Nafsu berahi dikatakan "ngumpul di paha". Dan ketika tante syahwat itu berbaring-baring malas dengan pejantan sewaan di atas pasir pantai, dia mengelus lutut sang gigolo dengan tungkai kirinya seraya memuji "bulu maut" lelaki itu. Lingo di kalangan tante-tante sex umur 40-an adalah istilah ekonomi input untuk hubungan kelamin dan output untuk entah apalah itu. Contoh salah satu adegan Tante Sex (skenario Pitrajaya Burnama, sutradara Bay Isbahi): kamera menembak reproduksi Venus Boticelli, pelahan menggusur ke bawah dan Tuty S berbaring miring, pakaiannya dua potong tekstil hitam agak menerawang yang dinamakan orang pakaian dalam, dan di depannya anak belasan tahun (Rano Karno) melotot mempelajari topografi Tante Kita yang tidak berimbang komposisi hormonnya itu.
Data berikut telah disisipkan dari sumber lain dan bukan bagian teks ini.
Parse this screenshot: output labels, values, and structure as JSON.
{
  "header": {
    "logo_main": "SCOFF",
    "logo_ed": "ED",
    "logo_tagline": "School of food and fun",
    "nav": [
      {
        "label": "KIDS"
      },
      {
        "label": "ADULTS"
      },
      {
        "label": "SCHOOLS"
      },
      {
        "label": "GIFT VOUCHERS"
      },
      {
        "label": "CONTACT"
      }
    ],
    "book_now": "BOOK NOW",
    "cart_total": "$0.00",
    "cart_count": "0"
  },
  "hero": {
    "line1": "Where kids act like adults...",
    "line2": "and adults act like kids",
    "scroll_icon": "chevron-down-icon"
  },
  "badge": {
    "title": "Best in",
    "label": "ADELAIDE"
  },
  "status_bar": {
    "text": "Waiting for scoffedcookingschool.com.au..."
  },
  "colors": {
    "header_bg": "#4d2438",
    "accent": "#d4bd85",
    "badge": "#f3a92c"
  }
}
Exhibisionisme untuk pendidikan sex? Dari 27 film ini cuma sebuah yang menggambarkan patriotisme (3,7%), yaitu mengenai penunaian tugas merebut Irian Barat (Semoga Kau Kembali, skenario dan sutradara Motinggo Busye). Yang dalam alur cerita memaparkan revolusi kernerdekaan dengan adegan pertempuran cuma satu juga 3,7%) yaitu Mustika Ibu (skenario Sufriamin Umar, sutradara Wisjnu Mouradhy). Namun kisah utamanya adalah perjalanan hidup seorang pengusaha, sebuah biografi sebenarnya seorang usahawan perkapalan Indonesia turunan Cina dari Nam An. Apakah film kita kehilangan tema patriotisme? Ya. Berjuang melawan tahayul adalah tema film Apa Salahku (skenario dan sutradara Sandy Suwardi Hasan), sebuah film drama berurai air mata, yang satu-satunya menggarap tema ini (3,7%). Tanpa berkhotbah mengenai modernisasi, tanpa pretensi mau jadi manusia moderen, Apa Salahku menggambarkan pertikaian di masyarakat desa yang masih membandel percaya pada kesialan yang dibawa sejak lahir paa seorang anak perempuan desa kecil, Faradilla Sandy. Drama satire satu-satunya (3,7%) Si Doel Anak Moderen, skenario dan sutradara Sjumanjaya, mencemooh pemuda pinggiran yang mau jadi pemuda ibukota (yang kepingin jadi "anak modern") dan juga mengejek habis-habisan orang Betawi keturunan Arab Hadramaut sekaligus orang-orang kampung yang karikatural itu.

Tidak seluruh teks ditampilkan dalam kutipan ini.